In the same presentation, McManus also cites pro-homosexual guidance to schools from Stonewall, a U.K. LGBT activist group roughly equivalent to the Human Rights Campaign (HRC) in the United States. Stonewall encourages British primary schools to embed gay, lesbian, and transgender themes and examples into every subject area and every grade level.

In a 2017 Royal College of Physicians newsletter, McManus celebrated the then recently passed Children and Social Work Act (2017) which made the new subjects of Relationships Education compulsory in all primary schools in England, and Relationships and Sex Education (RSE) compulsory in all secondary schools in England, including faith and independent schools.

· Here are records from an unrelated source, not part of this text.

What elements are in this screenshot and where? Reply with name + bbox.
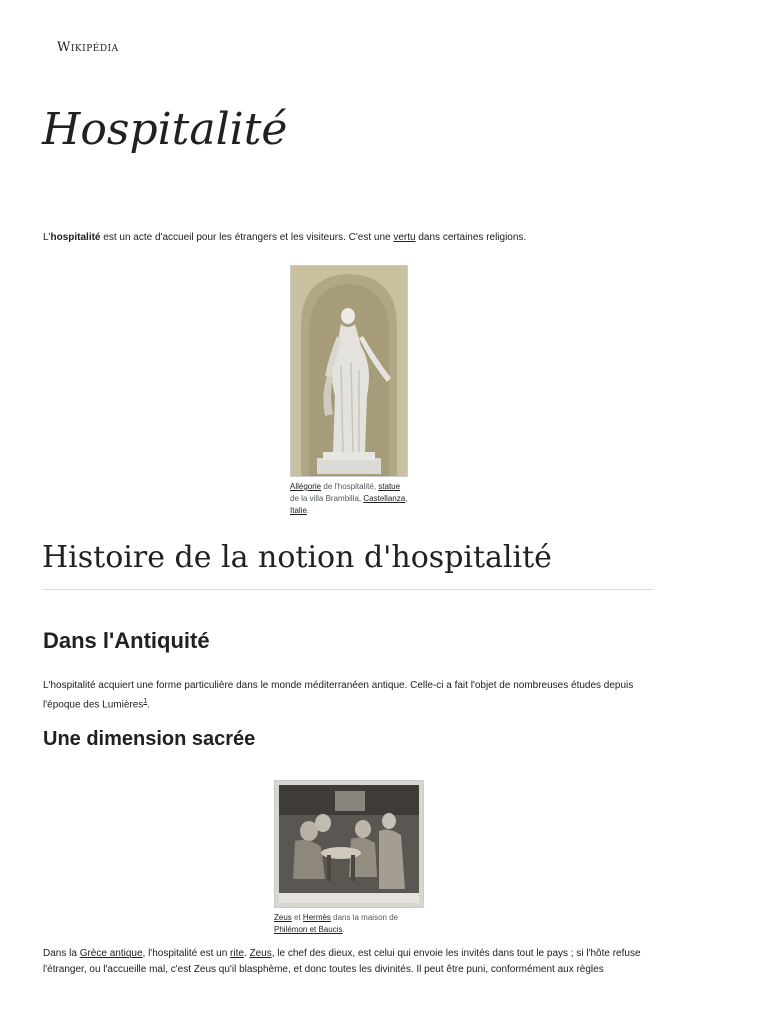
caption1-end: .: [306, 506, 310, 515]
statue-figure: [290, 265, 408, 517]
link-zeus-caption[interactable]: Zeus: [274, 913, 292, 922]
link-statue[interactable]: statue: [378, 482, 401, 491]
intro-paragraph: [43, 230, 655, 246]
engraving-figure: [274, 780, 424, 936]
engraving-image[interactable]: [274, 780, 424, 908]
link-castellanza[interactable]: Castellanza: [363, 494, 406, 503]
link-italie[interactable]: Italie: [290, 506, 307, 515]
statue-illustration: [291, 266, 407, 476]
section-heading-history: Histoire de la notion d'hospitalité: [42, 540, 654, 590]
caption2-end: .: [342, 925, 345, 934]
sacred-paragraph: [43, 946, 655, 978]
intro-text-1: est un acte d'accueil pour les étrangers et les visiteurs. C'est une: [100, 232, 394, 243]
link-vertu[interactable]: vertu: [393, 232, 416, 243]
link-grece-antique[interactable]: Grèce antique: [79, 948, 143, 959]
intro-text-2: dans certaines religions.: [415, 232, 527, 243]
antiquity-paragraph: [43, 678, 655, 713]
link-zeus[interactable]: Zeus: [249, 948, 272, 959]
wikipedia-wordmark[interactable]: Wikipédia: [57, 40, 119, 55]
sacred-text-2: , l'hospitalité est un: [142, 948, 231, 959]
subsection-heading-sacred: Une dimension sacrée: [43, 728, 256, 750]
link-philemon-baucis[interactable]: Philémon et Baucis: [274, 925, 343, 934]
intro-prefix: L': [43, 232, 51, 243]
caption1-text-1: de l'hospitalité,: [321, 482, 379, 491]
page-title: Hospitalité: [42, 104, 288, 155]
antiquity-end: .: [147, 699, 150, 711]
reference-1[interactable]: 1: [143, 698, 148, 705]
link-hermes[interactable]: Hermès: [302, 913, 331, 922]
intro-bold-term: hospitalité: [50, 232, 101, 243]
sacred-text-3: .: [243, 948, 250, 959]
caption2-text-2: dans la maison de: [330, 913, 399, 922]
sacred-text-1: Dans la: [43, 948, 80, 959]
link-rite[interactable]: rite: [230, 948, 244, 959]
statue-image[interactable]: [290, 265, 408, 477]
subsection-heading-antiquity: Dans l'Antiquité: [43, 628, 210, 653]
engraving-caption: [274, 912, 424, 936]
sacred-text-4: , le chef des dieux, est celui qui envoie les invités dans tout le pays ; si l'hôte refuse l'étranger, ou l'accueille mal, c'est Zeus qu'il blasphème, et donc toutes les divinités. Il peut être puni, conformément aux règles: [43, 948, 641, 975]
engraving-illustration: [275, 781, 423, 907]
caption2-text-1: et: [291, 913, 303, 922]
statue-caption: [290, 481, 408, 517]
caption1-sep: ,: [405, 494, 408, 503]
antiquity-text: L'hospitalité acquiert une forme particulière dans le monde méditerranéen antique. Celle-ci a fait l'objet de nombreuses études depuis l'époque des Lumières: [43, 680, 634, 711]
link-allegorie[interactable]: Allégorie: [290, 482, 322, 491]
caption1-text-2: de la villa Brambilla,: [290, 494, 364, 503]
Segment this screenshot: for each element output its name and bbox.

From the outset, government spokespersons, including the Prime Minister, stated that Relationships Education would be “LGBT” inclusive.

McManus described the passing of the legislation as “Great” and said it was even better that the legislation was supported by “the two biggest national faith education systems – The Catholics and the Church of England.”

McManus noted that all “faith schools must teach all aspects” of the new framework and described the Catholic school of which he was formerly a governor as “one of the most LGBT friendly places I’ve ever seen.”

Other faith communities in the U.K. have resisted the new education laws with Jewish leaders saying earlier this year that they will oppose educational authorities and not allow their schools to teach about homosexual and other “lifestyles” that are “prohibited by the Torah.” Muslim parents have been making headlines for months for opposing LGBT education in British schools.